L’épidémie de Covid-19 est venue démontrer de manière incontestable que les craintes des soignants étaient fondées. Lors de la première vague, les soignants manquaient cruellement de matériel : pas assez de masques, pas assez de blouses, pas assez de réactifs pour les tests, pas assez de lits, etc. Au delà du matériel, l’hôpital public a gravement manqué de personnel tout au long de l’épidémie. Il a fallu former en urgence des infirmiers et infirmières à la réanimation, il a fallu opérer des transferts de soignants des zones les moins touchées par l’épidémie vers les régions où la situation était catastrophique, il a même fallu faire appel aux étudiants en médecine. Tout cela uniquement pour prendre en charge les patients Covid.

Aujourd’hui, plus d’un an après le début de l’épidémie, les hôpitaux ont encore des dizaines de milliers d’opérations à rattraper, et cela est loin d’être terminé, puisqu’à l’heure où nous écrivons ces lignes, près de 6000 personnes se trouvent en réanimation. Entre le début de l’épidémie et aujourd’hui, une partie des patients déprogrammés sont décédés. Beaucoup d’autres vont sans doute mourir dans les années à venir.

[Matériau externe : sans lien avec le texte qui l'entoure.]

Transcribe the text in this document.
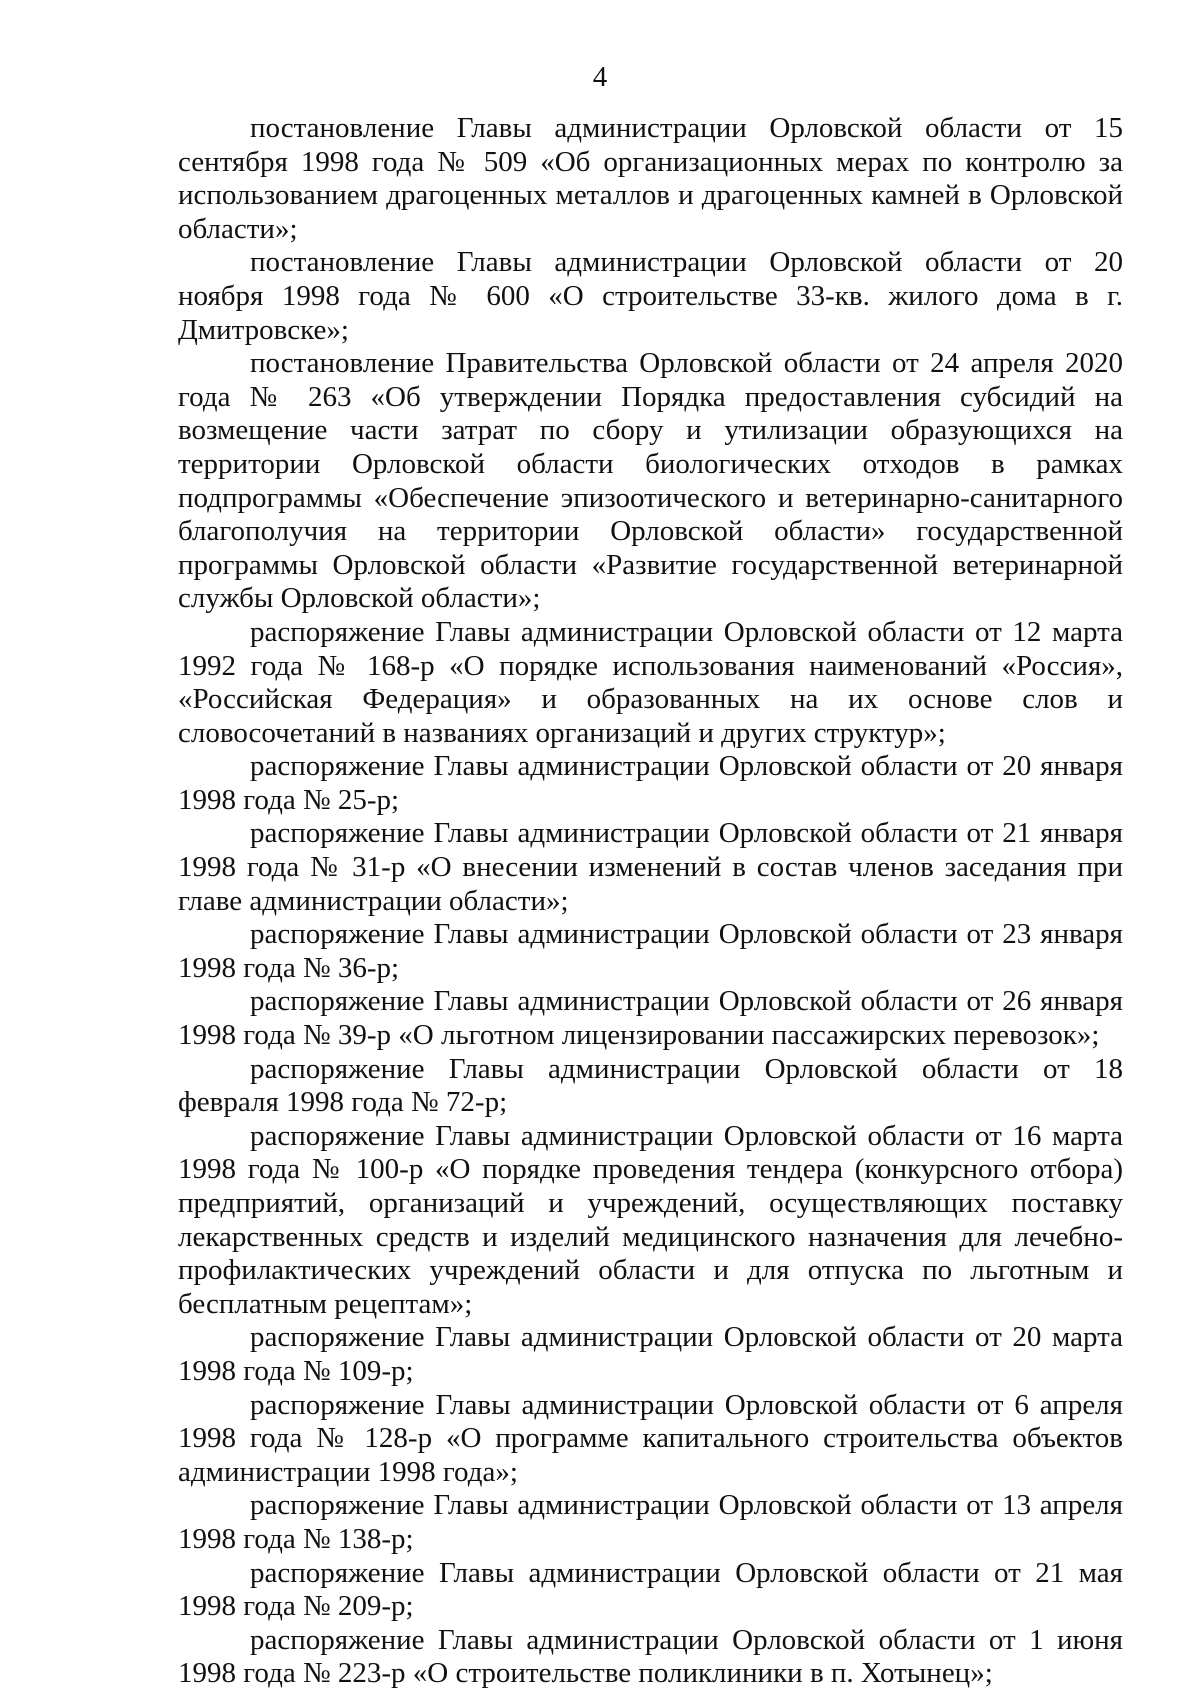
4

постановление Главы администрации Орловской области от 15 сентября 1998 года № 509 «Об организационных мерах по контролю за использованием драгоценных металлов и драгоценных камней в Орловской области»;

постановление Главы администрации Орловской области от 20 ноября 1998 года № 600 «О строительстве 33-кв. жилого дома в г. Дмитровске»;

постановление Правительства Орловской области от 24 апреля 2020 года № 263 «Об утверждении Порядка предоставления субсидий на возмещение части затрат по сбору и утилизации образующихся на территории Орловской области биологических отходов в рамках подпрограммы «Обеспечение эпизоотического и ветеринарно-санитарного благополучия на территории Орловской области» государственной программы Орловской области «Развитие государственной ветеринарной службы Орловской области»;

распоряжение Главы администрации Орловской области от 12 марта 1992 года № 168-р «О порядке использования наименований «Россия», «Российская Федерация» и образованных на их основе слов и словосочетаний в названиях организаций и других структур»;

распоряжение Главы администрации Орловской области от 20 января 1998 года № 25-р;

распоряжение Главы администрации Орловской области от 21 января 1998 года № 31-р «О внесении изменений в состав членов заседания при главе администрации области»;

распоряжение Главы администрации Орловской области от 23 января 1998 года № 36-р;

распоряжение Главы администрации Орловской области от 26 января 1998 года № 39-р «О льготном лицензировании пассажирских перевозок»;

распоряжение Главы администрации Орловской области от 18 февраля 1998 года № 72-р;

распоряжение Главы администрации Орловской области от 16 марта 1998 года № 100-р «О порядке проведения тендера (конкурсного отбора) предприятий, организаций и учреждений, осуществляющих поставку лекарственных средств и изделий медицинского назначения для лечебно-профилактических учреждений области и для отпуска по льготным и бесплатным рецептам»;

распоряжение Главы администрации Орловской области от 20 марта 1998 года № 109-р;

распоряжение Главы администрации Орловской области от 6 апреля 1998 года № 128-р «О программе капитального строительства объектов администрации 1998 года»;

распоряжение Главы администрации Орловской области от 13 апреля 1998 года № 138-р;

распоряжение Главы администрации Орловской области от 21 мая 1998 года № 209-р;

распоряжение Главы администрации Орловской области от 1 июня 1998 года № 223-р «О строительстве поликлиники в п. Хотынец»;
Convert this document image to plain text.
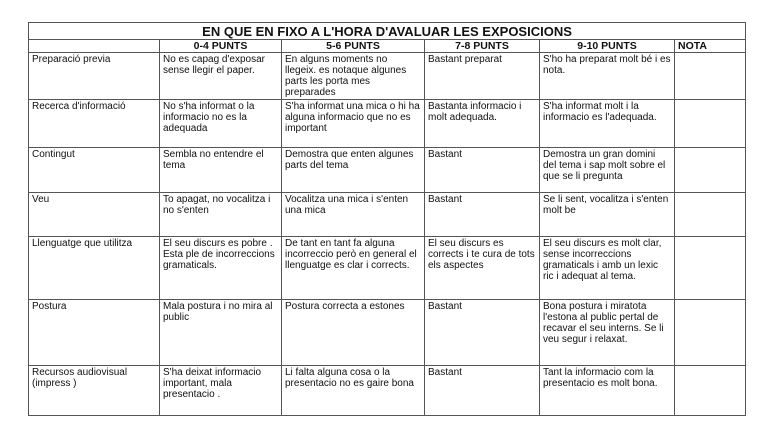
EN QUE EN FIXO A L'HORA D'AVALUAR LES EXPOSICIONS					
	0-4 PUNTS	5-6 PUNTS	7-8 PUNTS	9-10 PUNTS	NOTA
Preparació previa	No es capag d'exposar sense llegir el paper.	En alguns moments no llegeix. es notaque algunes parts les porta mes preparades	Bastant preparat	S'ho ha preparat molt bé i es nota.	
Recerca d'informació	No s'ha informat o la informacio no es la adequada	S'ha informat una mica o hi ha alguna informacio que no es important	Bastanta informacio i molt adequada.	S'ha informat molt i la informacio es l'adequada.	
Contingut	Sembla no entendre el tema	Demostra que enten algunes parts del tema	Bastant	Demostra un gran domini del tema i sap molt sobre el que se li pregunta	
Veu	To apagat, no vocalitza i no s'enten	Vocalitza una mica i s'enten una mica	Bastant	Se li sent, vocalitza i s'enten molt be	
Llenguatge que utilitza	El seu discurs es pobre . Esta ple de incorreccions gramaticals.	De tant en tant fa alguna incorreccio però en general el llenguatge es clar i corrects.	El seu discurs es corrects i te cura de tots els aspectes	El seu discurs es molt clar, sense incorreccions gramaticals i amb un lexic ric i adequat al tema.	
Postura	Mala postura i no mira al public	Postura correcta a estones	Bastant	Bona postura i miratota l'estona al public pertal de recavar el seu interns. Se li veu segur i relaxat.	
Recursos audiovisual (impress )	S'ha deixat informacio important, mala presentacio .	Li falta alguna cosa o la presentacio no es gaire bona	Bastant	Tant la informacio com la presentacio es molt bona.	
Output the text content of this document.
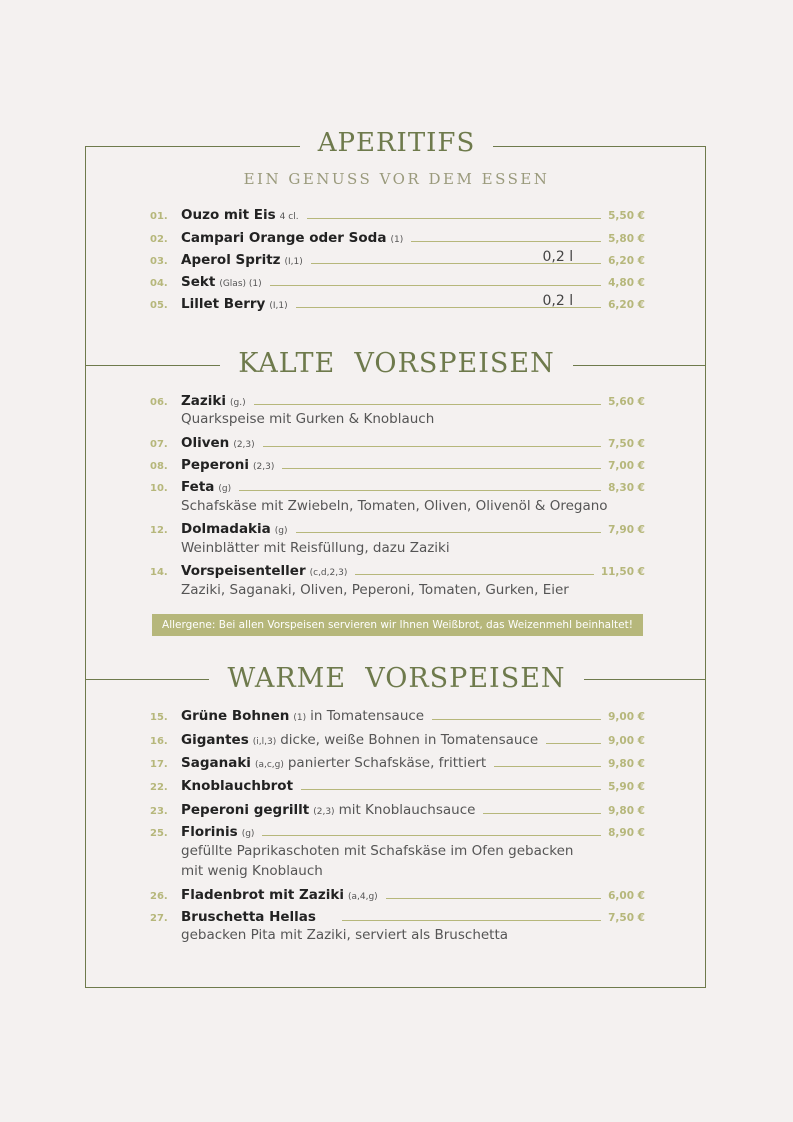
APERITIFS
EIN GENUSS VOR DEM ESSEN
01. Ouzo mit Eis 4 cl.	5,50 €
02. Campari Orange oder Soda (1)	5,80 €
03. Aperol Spritz (I,1)	0,2 l	6,20 €
04. Sekt (Glas) (1)	4,80 €
05. Lillet Berry (I,1)	0,2 l	6,20 €
KALTE  VORSPEISEN
06. Zaziki (g.)	5,60 €
Quarkspeise mit Gurken & Knoblauch
07. Oliven (2,3)	7,50 €
08. Peperoni (2,3)	7,00 €
10. Feta (g)	8,30 €
Schafskäse mit Zwiebeln, Tomaten, Oliven, Olivenöl & Oregano
12. Dolmadakia (g)	7,90 €
Weinblätter mit Reisfüllung, dazu Zaziki
14. Vorspeisenteller (c,d,2,3)	11,50 €
Zaziki, Saganaki, Oliven, Peperoni, Tomaten, Gurken, Eier
Allergene: Bei allen Vorspeisen servieren wir Ihnen Weißbrot, das Weizenmehl beinhaltet!
WARME  VORSPEISEN
15. Grüne Bohnen (1) in Tomatensauce	9,00 €
16. Gigantes (i,l,3) dicke, weiße Bohnen in Tomatensauce	9,00 €
17. Saganaki (a,c,g) panierter Schafskäse, frittiert	9,80 €
22. Knoblauchbrot	5,90 €
23. Peperoni gegrillt (2,3) mit Knoblauchsauce	9,80 €
25. Florinis (g)	8,90 €
gefüllte Paprikaschoten mit Schafskäse im Ofen gebacken
mit wenig Knoblauch
26. Fladenbrot mit Zaziki (a,4,g)	6,00 €
27. Bruschetta Hellas	7,50 €
gebacken Pita mit Zaziki, serviert als Bruschetta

Début mars, Axel Kahn, Président de la ligue contre le cancer, affirmait que « des milliers et des milliers de personnes périront de leurs cancers dans les 5-6 ans ». Et pour cause, il s’agit là de la dure réalité des déprogrammations : chaque opération reportée, c’est des chances de survie en moins. Ainsi, Axel Kahn affirmait également que« ces opérations non urgentes qui sont repoussées, il y a évidemment les opérations de reconstruction post-chirurgie, mais il y a des opérations pour cancer, retardées parce qu’on considère que ce n’est pas une priorité. En réalité, on sait que par mois de retard, il y a une perte des chances de 10% par type de cancers ». Concrètement, cela signifie que chaque mois de retard pris dans l’opération d’un cancer fait baisser de 10% les chances de survie du patient affecté. Bien-sûr, il n’y a pas que les patients atteints de cancer qui sont concernés : combien d’opérations du cœur, des reins, du foi, des poumons etc ont été reportées, sans même que l’hôpital ne soit en mesure de donner de date au patient concerné ?

Rien de tout cela ne serait arrivé si, d’abord, l’épidémie de Covid-19 avait été gérée correctement, si des mesures efficaces avaient été prises immédiatement, si l’État n’avait pas menti sur l’utilité du masque en mars 2020. Rien de tout cela ne serait arrivé, en suite, si l’hôpital public n’avait pas été méthodiquement démantelé au fil des années, par un État soucieux de faire des économies afin de baisser les impôts des riches.

Au fond, il s’agit là d’une véritable question de système, d’une question de civilisation : souhaitons nous vivre dans un système qui finance des guerres impérialistes en Afrique et des baisses d’impôts pour engraisser les actionnaires des grandes groupes, au détriment de la santé de la population ? Ou bien souhaitons nous, au contraire, vivre dans un système qui considère que la santé est une question sur laquelle on ne transige pas, que l’hôpital n’a pas vocation à être rentable, à compter chaque dépense en espérant ne pas être déficitaire, mais bien à soigner les malades, quel qu’en soit le prix ? Pour l’immense majorité de la population, la réponse à cette question est évidente, mais pour les tenants du système capitaliste qui nous gouvernent, la priorité sera toujours le profit, car il est la valeur cardinale du capitalisme. À nous de nous organiser pour changer réellement les choses.